Manipulierter E-Scooter stößt mit Polizeiwagen zusammen – 14-Jähriger fährt 70 statt 20 km/h

(Symbolbild)

Ein 14-Jähriger ist am Freitagabend mit seinem E-Scooter frontal mit einem Streifenwagen zusammengestoßen. Der Unfall ereignete sich gegen 22:30 Uhr im Spinellipark in Mannheim. Verletzt wurde bei dem Zusammenstoß niemand, doch die Ermittlungen offenbaren ein erhebliches Sicherheitsproblem.
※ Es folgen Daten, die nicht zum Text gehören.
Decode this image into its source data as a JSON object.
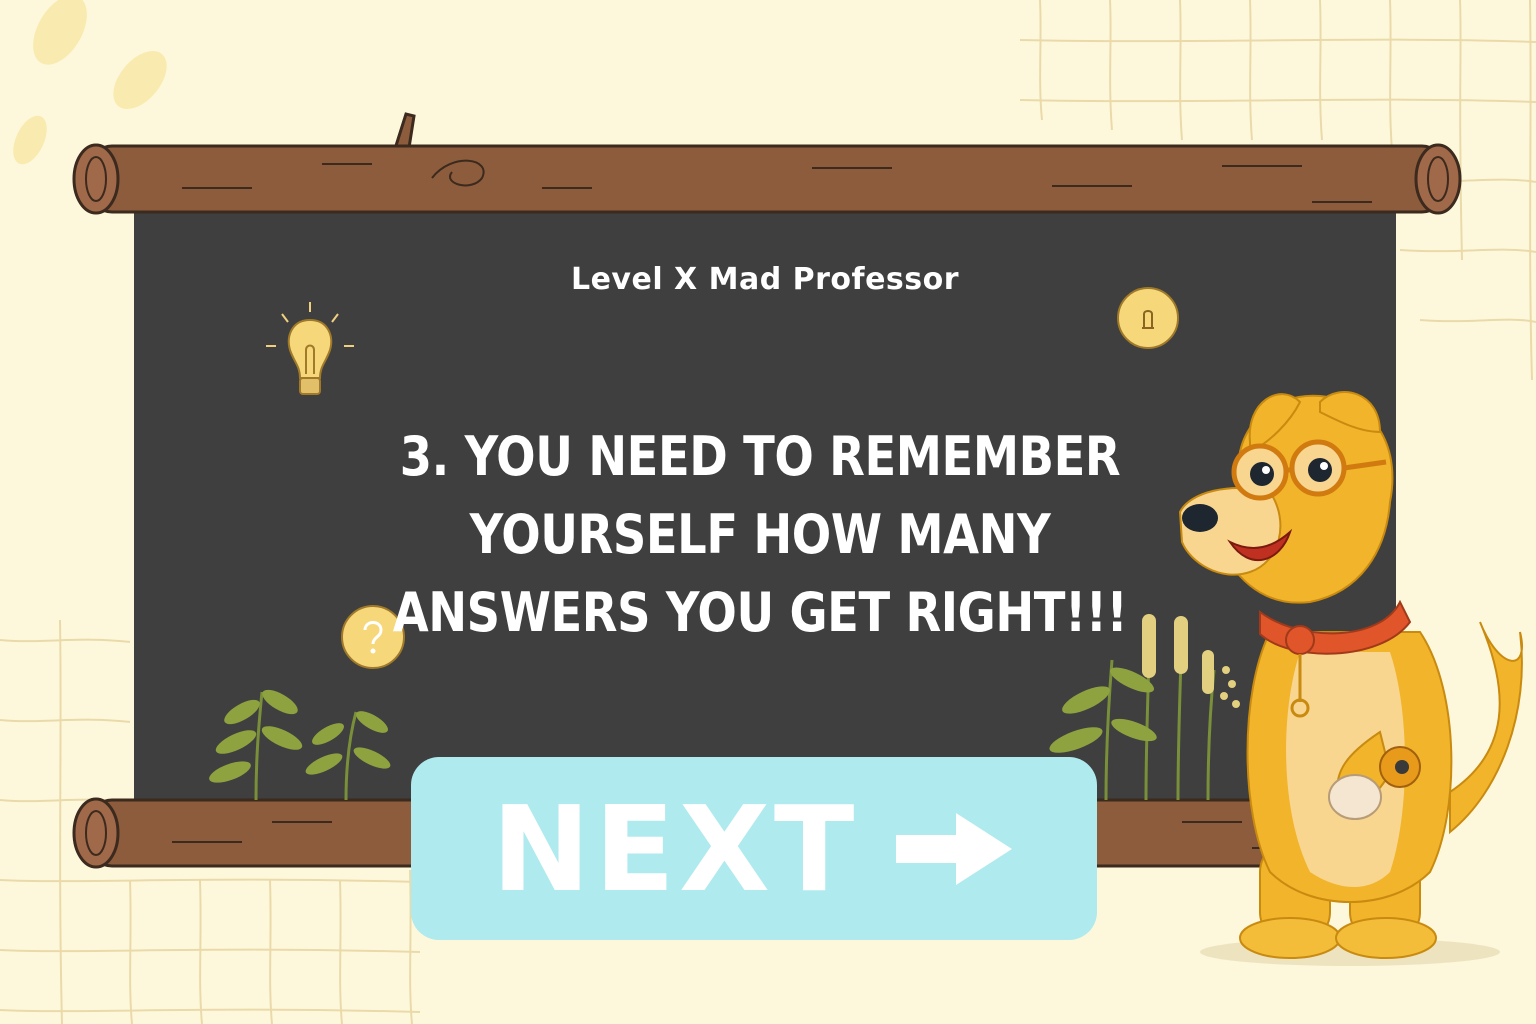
{
  "board": {
    "level_title": "Level X Mad Professor",
    "question": "3. You need to remember yourself how many answers you get right!!!"
  },
  "next_button": {
    "label": "NEXT",
    "icon": "arrow-right-icon"
  },
  "decorations": {
    "icons": [
      "lightbulb-icon",
      "lightbulb-coin-icon",
      "question-coin-icon",
      "plant-icon",
      "reed-icon"
    ]
  },
  "mascot": {
    "icon": "dog-professor-mascot"
  },
  "colors": {
    "background": "#fdf8dc",
    "board": "#3e3f3e",
    "wood": "#8d5c3c",
    "button": "#aeeaee",
    "text": "#ffffff",
    "dog": "#f1b42a"
  }
}
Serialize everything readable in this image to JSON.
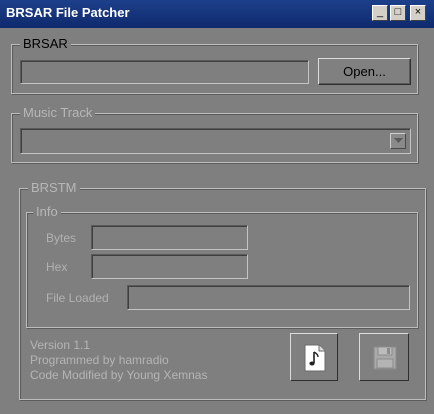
{
  "window": {
    "title": "BRSAR File Patcher"
  },
  "title_buttons": {
    "minimize": "_",
    "maximize": "□",
    "close": "×"
  },
  "brsar": {
    "legend": "BRSAR",
    "path_value": "",
    "open_label": "Open..."
  },
  "music": {
    "legend": "Music Track",
    "selected": ""
  },
  "brstm": {
    "legend": "BRSTM",
    "info": {
      "legend": "Info",
      "bytes_label": "Bytes",
      "bytes_value": "",
      "hex_label": "Hex",
      "hex_value": "",
      "file_label": "File Loaded",
      "file_value": ""
    },
    "about": {
      "line1": "Version 1.1",
      "line2": "Programmed by hamradio",
      "line3": "Code Modified by Young Xemnas"
    }
  },
  "icons": {
    "load_brstm": "music-note-icon",
    "save": "floppy-disk-icon"
  }
}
Die Polizeistreife des Reviers Mannheim-Käfertal war im Spinellipark im Einsatz, weil zahlreiche Anwohner sich beschwert hatten. Sie berichteten von rücksichtslosen Jugendlichen, die abends in der sogenannten U-Halle mit ihren E-Scootern rücksichtslos unterwegs sind und dabei auch Spaziergänger beschimpfen und beleidigen würden.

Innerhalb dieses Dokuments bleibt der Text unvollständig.